God exists, say June Seabaugh and Warren Jordan, whether you believe in him or not. But you better believe in him (and, says Jordan, not live in New Orleans) because God remands unbelievers to Satan (after his hurricane kills them) unless, according to Seabaugh, you "have God up your sleeve" through a profession of belief in Jesus. Which means Jesus won't save you whether you believe it or not as well?

Regardless (and despite Seabaugh-Warren-style wrathful God preachments), you can also say that God does not exist whether you believe in him or not, because belief by definition stands outside of proof. If you can prove it, you don't need to believe it. And good news for true believers: If you believe it, you don't need to provide any evidence for it at all.
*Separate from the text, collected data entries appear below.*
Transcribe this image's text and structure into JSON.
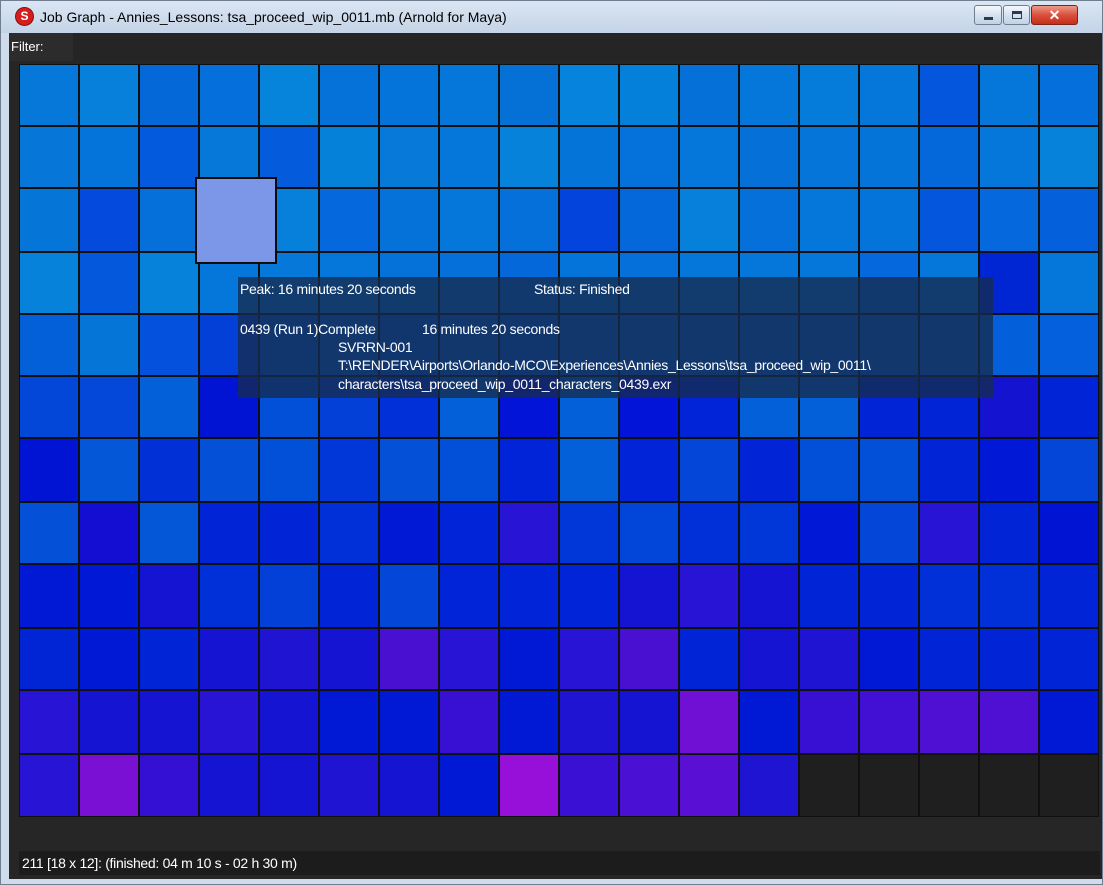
{
  "window": {
    "title": "Job Graph - Annies_Lessons: tsa_proceed_wip_0011.mb (Arnold for Maya)",
    "icon": "s-app-icon",
    "controls": {
      "minimize": "minimize-icon",
      "maximize": "maximize-icon",
      "close": "✕"
    }
  },
  "filter": {
    "label": "Filter:",
    "value": ""
  },
  "grid": {
    "columns": 18,
    "rows": 12,
    "task_count": 211,
    "selected_index": 39,
    "colors": [
      [
        "#0578da",
        "#0680da",
        "#0568d8",
        "#0570dc",
        "#0683da",
        "#0572da",
        "#0574da",
        "#0577da",
        "#0570d6",
        "#0683dc",
        "#0480da",
        "#0570d8",
        "#0576da",
        "#057cd9",
        "#0577da",
        "#0456dc",
        "#0576da",
        "#0570dc"
      ],
      [
        "#0677d8",
        "#0574da",
        "#045adc",
        "#0578da",
        "#045cdc",
        "#0681da",
        "#0679d9",
        "#0576da",
        "#0682da",
        "#0574d8",
        "#0571da",
        "#0577da",
        "#0570d8",
        "#0575da",
        "#0574d8",
        "#0568da",
        "#0576da",
        "#0682da"
      ],
      [
        "#0576d8",
        "#044adc",
        "#0570da",
        "#7c97e8",
        "#0680da",
        "#0568dc",
        "#0572da",
        "#0576da",
        "#0570da",
        "#0345dc",
        "#0568da",
        "#0680da",
        "#0570da",
        "#0576da",
        "#0574da",
        "#0456dc",
        "#0568dc",
        "#0560dc"
      ],
      [
        "#0682da",
        "#0458dc",
        "#0682da",
        "#0576da",
        "#0578da",
        "#0576da",
        "#0572da",
        "#0570da",
        "#0568da",
        "#0574da",
        "#0570da",
        "#0576da",
        "#0576da",
        "#0576da",
        "#0568dc",
        "#0576da",
        "#0025d2",
        "#0576da"
      ],
      [
        "#0460d8",
        "#0675d8",
        "#0351dc",
        "#0240d8",
        "#0458dc",
        "#0460da",
        "#0458da",
        "#0460da",
        "#0458da",
        "#0460da",
        "#0460da",
        "#0460da",
        "#0460da",
        "#0460da",
        "#0460da",
        "#0460da",
        "#0460da",
        "#0460dc"
      ],
      [
        "#0347d8",
        "#0348d8",
        "#0460d8",
        "#0114d4",
        "#0350d8",
        "#0240d8",
        "#0130d8",
        "#0460d8",
        "#0114d8",
        "#0460d8",
        "#0114d8",
        "#0124d8",
        "#0460d8",
        "#0460d8",
        "#0124d6",
        "#0124d6",
        "#1414d0",
        "#0124d6"
      ],
      [
        "#0114d4",
        "#0458d8",
        "#0130d6",
        "#0451d8",
        "#0350d8",
        "#0136d8",
        "#0451d8",
        "#0350d8",
        "#0124d8",
        "#0460d8",
        "#0124d8",
        "#0346d8",
        "#0124d6",
        "#0350d8",
        "#0350d8",
        "#0124d6",
        "#0118d6",
        "#0346d8"
      ],
      [
        "#0451d8",
        "#140ed2",
        "#0458d8",
        "#0124d6",
        "#0124d6",
        "#0130d8",
        "#0118d4",
        "#0124d8",
        "#2814d4",
        "#0136d8",
        "#0146d8",
        "#0130d8",
        "#0136d8",
        "#0118d6",
        "#0346d8",
        "#2814d4",
        "#0124d6",
        "#0114d4"
      ],
      [
        "#0118d4",
        "#0118d6",
        "#1414d2",
        "#0130d8",
        "#0240d8",
        "#0124d6",
        "#0346d8",
        "#0124d8",
        "#0124d8",
        "#0124d8",
        "#1414d2",
        "#2814d4",
        "#1414d2",
        "#0124d6",
        "#0124d6",
        "#0130d8",
        "#0130d8",
        "#0124d6"
      ],
      [
        "#0124d4",
        "#0118d4",
        "#0124d6",
        "#1414d2",
        "#1e14d2",
        "#1414d2",
        "#4a10d2",
        "#2814d4",
        "#0118d4",
        "#2814d4",
        "#4a10d2",
        "#0124d6",
        "#1414d2",
        "#1e14d2",
        "#0118d4",
        "#0124d6",
        "#0124d6",
        "#0124d6"
      ],
      [
        "#2814d4",
        "#1414d2",
        "#1414d2",
        "#2814d4",
        "#1414d2",
        "#0118d4",
        "#0118d4",
        "#3810d4",
        "#0118d4",
        "#1e14d2",
        "#1414d2",
        "#7010d4",
        "#0118d4",
        "#3810d4",
        "#4210d4",
        "#5010d4",
        "#5010d4",
        "#0118d4"
      ],
      [
        "#2814d4",
        "#7a10d4",
        "#3410d4",
        "#1414d2",
        "#1414d2",
        "#1e14d2",
        "#1414d2",
        "#0118d4",
        "#9610da",
        "#3a10d4",
        "#4a10d4",
        "#5a10d4",
        "#1e14d2"
      ]
    ]
  },
  "tooltip": {
    "peak": "Peak: 16 minutes 20 seconds",
    "status": "Status: Finished",
    "task": "0439 (Run 1)Complete",
    "duration": "16 minutes 20 seconds",
    "host": "SVRRN-001",
    "path_line1": "T:\\RENDER\\Airports\\Orlando-MCO\\Experiences\\Annies_Lessons\\tsa_proceed_wip_0011\\",
    "path_line2": "characters\\tsa_proceed_wip_0011_characters_0439.exr"
  },
  "status_bar": {
    "text": "211 [18 x 12]: (finished: 04 m 10 s - 02 h 30 m)"
  }
}
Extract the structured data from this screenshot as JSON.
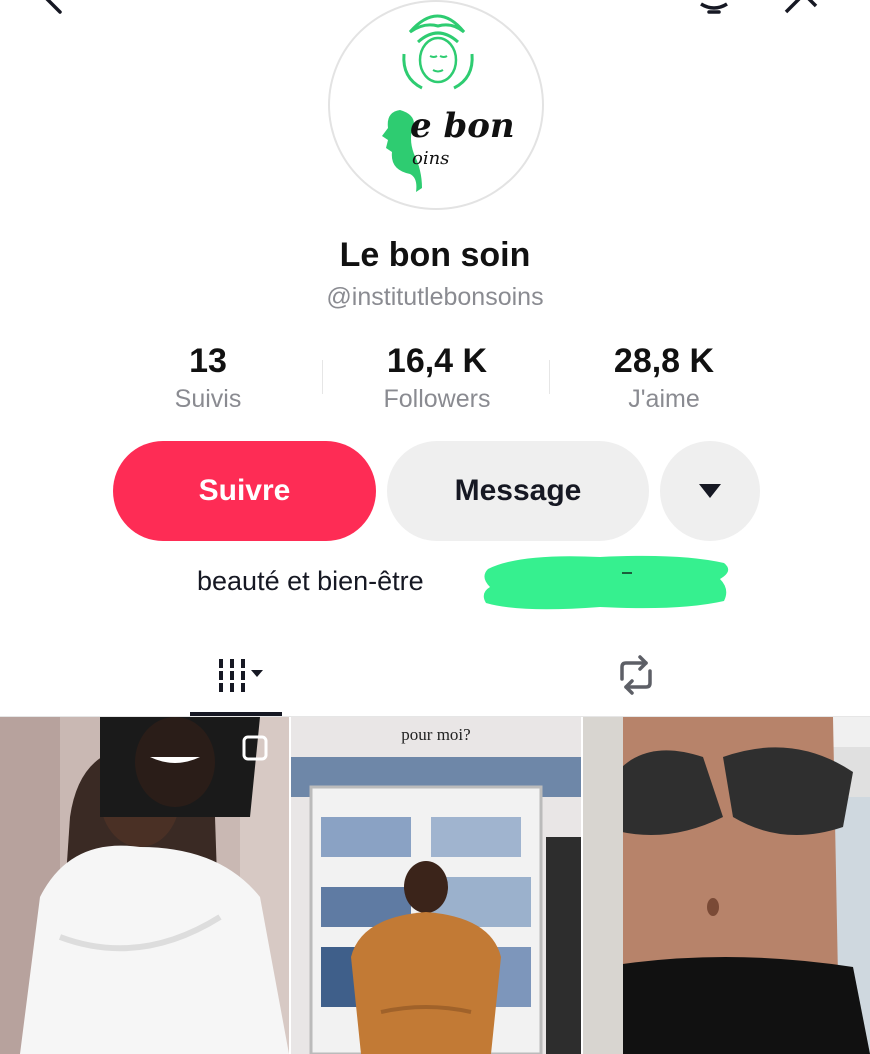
{
  "profile": {
    "logo_text_top": "e bon",
    "logo_text_bottom": "oins",
    "display_name": "Le bon soin",
    "username": "@institutlebonsoins",
    "bio": "beauté et bien-être"
  },
  "stats": [
    {
      "value": "13",
      "label": "Suivis"
    },
    {
      "value": "16,4 K",
      "label": "Followers"
    },
    {
      "value": "28,8 K",
      "label": "J'aime"
    }
  ],
  "actions": {
    "follow_label": "Suivre",
    "message_label": "Message",
    "more_icon": "caret-down-icon"
  },
  "tabs": [
    {
      "icon": "videos-grid-icon",
      "selected": true
    },
    {
      "icon": "repost-icon",
      "selected": false
    }
  ],
  "videos": [
    {
      "overlay_text": ""
    },
    {
      "overlay_text": "pour moi?"
    },
    {
      "overlay_text": ""
    }
  ],
  "colors": {
    "follow_button": "#fe2c55",
    "secondary_button": "#efefef",
    "brand_green": "#2ecc71",
    "redaction": "#36f08f"
  }
}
Consider the counter-testimony of a famous saintly guy, Benedict Groeschel: professing Christianity is not an automatic buy in to rewards in the afterlife any more than not professing means automatic punishment in the afterlife. Like us (damned?) Buddhists, Groeschel isn't much concerned with afterlife issues. For him, what Christians do with the now-life is key. Christianity, then, is not a privilege but a burden, symbolized by the cross, to forgive, work for justice for the poor and forgotten and make and maintain peace in the world.

With the world hurting so, this style of widest-embrace-beyond-Christianity ecumenism offers humanity much, much more than dogmatic and sectarian condemnations.